“The big shot laugh ho… ho… ho…, the middle class laugh Hi… Hi… Hi…,” Mighty Charmer.
Over the past week, CHRISSY– a film made and screened in Barbados — has been playing to large audiences at the Tribeca Cinemas in Manhattan, and the Linden Theatre complex and church halls in Brooklyn and Queens. The New York launch is part of a larger effort to promote this classic film internationally. The promotional effort will continue over the next two weeks in other parts of the Tri-state and New Jersey.
On Friday May 17, 2013, the cold weather drifted north of the east coast and gifted a beautiful spring evening to the city of Manhattan. Just off Canal Street a red carpet lays with great expectation at the entrance to the reception area of Tribeca Cinemas, the launching pad of many international films.
Meanwhile, inside the home of film festivals, actors and a support cast — live and direct from Barbados — were preparing for a photo shoot and media interviews.
At 7 p.m. the two black American security guards turned the door keys and so began the reception for the patrons attending New York premiere of CHRISSY, a classy Bajan film about poverty, bullying, perseverance, and faith.
In the hour before the screening, several patrons were seen reconnecting with old friends, while the American press, Harlem Radio for example, interviewed the film’s producer and director, Marcia and Ken Weeks.
Eventually, that special moment arrived and after remarks by officers of the consulate at New York, comedian Mac Fingall gave the order for the showing to commence. It lasted about two hours after which actors, the producer and directors were officially presented.
The applause was loud and long as the members of the cast thanked patrons for coming and invited them to spread the word. They did more. Chevel Smith- Reid brought the house down when she said:
“I hope you know that that is not the real me. I would never sit on anyone like that.”
A beautiful evening eventually folded when Master of Ceremonies, Andre Padmore, reminded one and all of the time constraint.
Now listen to a few comments:
Dr. Pauline Bynoe, a former professor at the prestigious Brooklyn College, expressed her enjoyment and critiqued the film in this way:
“It is a remarkable piece of work. It has a good story and should be more widely shared perhaps as part of PBS – Public Broadcasting Service – programmes. We must find a way to get it there.”
Consul General Lennox Price and Ambassador Joseph Goddard both said that they were tremendously impressed.
“Without question, CHRISSY as well as the actors who came to the Diaspora as part of the promotional package were well received. The plot contrasts poverty and wealth as expressed in status, in language, in images of the physical landscape and property. Many subliminal messages feed the twist and turns and the conflict is resolved by the mindfulness of the forgiving children who ensure that the underdog cherishes adversity as a weapon of success.

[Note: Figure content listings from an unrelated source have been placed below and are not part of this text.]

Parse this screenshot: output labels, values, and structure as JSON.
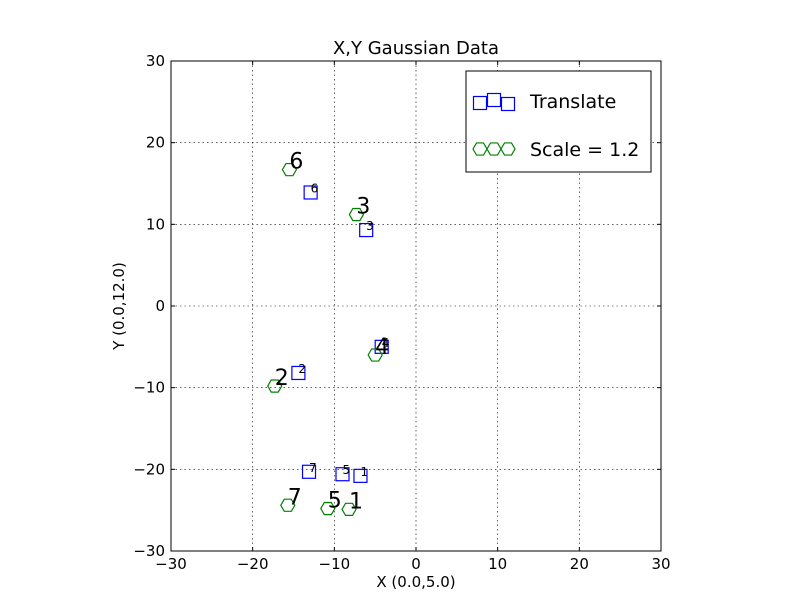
{
  "chart_data": {
    "type": "scatter",
    "title": "X,Y Gaussian Data",
    "xlabel": "X (0.0,5.0)",
    "ylabel": "Y (0.0,12.0)",
    "xlim": [
      -30,
      30
    ],
    "ylim": [
      -30,
      30
    ],
    "xticks": [
      -30,
      -20,
      -10,
      0,
      10,
      20,
      30
    ],
    "yticks": [
      -30,
      -20,
      -10,
      0,
      10,
      20,
      30
    ],
    "xtick_labels": [
      "−30",
      "−20",
      "−10",
      "0",
      "10",
      "20",
      "30"
    ],
    "ytick_labels": [
      "−30",
      "−20",
      "−10",
      "0",
      "10",
      "20",
      "30"
    ],
    "grid": true,
    "legend_position": "top-right",
    "series": [
      {
        "name": "Translate",
        "marker": "square",
        "color": "#0000ff",
        "label_size": "small",
        "points": [
          {
            "x": -6.8,
            "y": -20.8,
            "label": "1"
          },
          {
            "x": -14.4,
            "y": -8.2,
            "label": "2"
          },
          {
            "x": -6.1,
            "y": 9.3,
            "label": "3"
          },
          {
            "x": -4.2,
            "y": -5.0,
            "label": "4"
          },
          {
            "x": -9.0,
            "y": -20.6,
            "label": "5"
          },
          {
            "x": -12.9,
            "y": 13.9,
            "label": "6"
          },
          {
            "x": -13.1,
            "y": -20.3,
            "label": "7"
          }
        ]
      },
      {
        "name": "Scale = 1.2",
        "marker": "hexagon",
        "color": "#008000",
        "label_size": "large",
        "points": [
          {
            "x": -8.2,
            "y": -24.9,
            "label": "1"
          },
          {
            "x": -17.3,
            "y": -9.8,
            "label": "2"
          },
          {
            "x": -7.3,
            "y": 11.2,
            "label": "3"
          },
          {
            "x": -5.0,
            "y": -6.0,
            "label": "4"
          },
          {
            "x": -10.8,
            "y": -24.8,
            "label": "5"
          },
          {
            "x": -15.5,
            "y": 16.7,
            "label": "6"
          },
          {
            "x": -15.7,
            "y": -24.4,
            "label": "7"
          }
        ]
      }
    ]
  }
}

“Excellent,” said Goddard.
CHRISSY, is a loaded gun with the capacity to provide a shot in the arm for any community that is willing to acknowledge that everything of value is clearly shaped by the furnace of adversity. Indeed, the Marcia and Ken Weekes production must be added to the family of masterpieces like the Mighty Charmer’s The Big Shot Laugh, Gabby’s Emmerton, and Red Plastic Bag’s Harding Can’t Burn.
Ultimately, if the patron response at other showings is any guide, this movie is a larger than life mirror with the capacity to evoke a wide range of emotions.
Mac Fingall, who admitted that every time he sees the movie he cries, shared the fact that when the movie was first shown in Barbados, John Public was ready to crucify the snooty teacher (my view) for her apparent resentment of Crissy. For him, that expressed emotion was a tribute to her acting. It could also mean that Barbadians love the underdog.
So did you see Chrissy? Did you laugh or cry, or were you silent or did you shout, or all of them?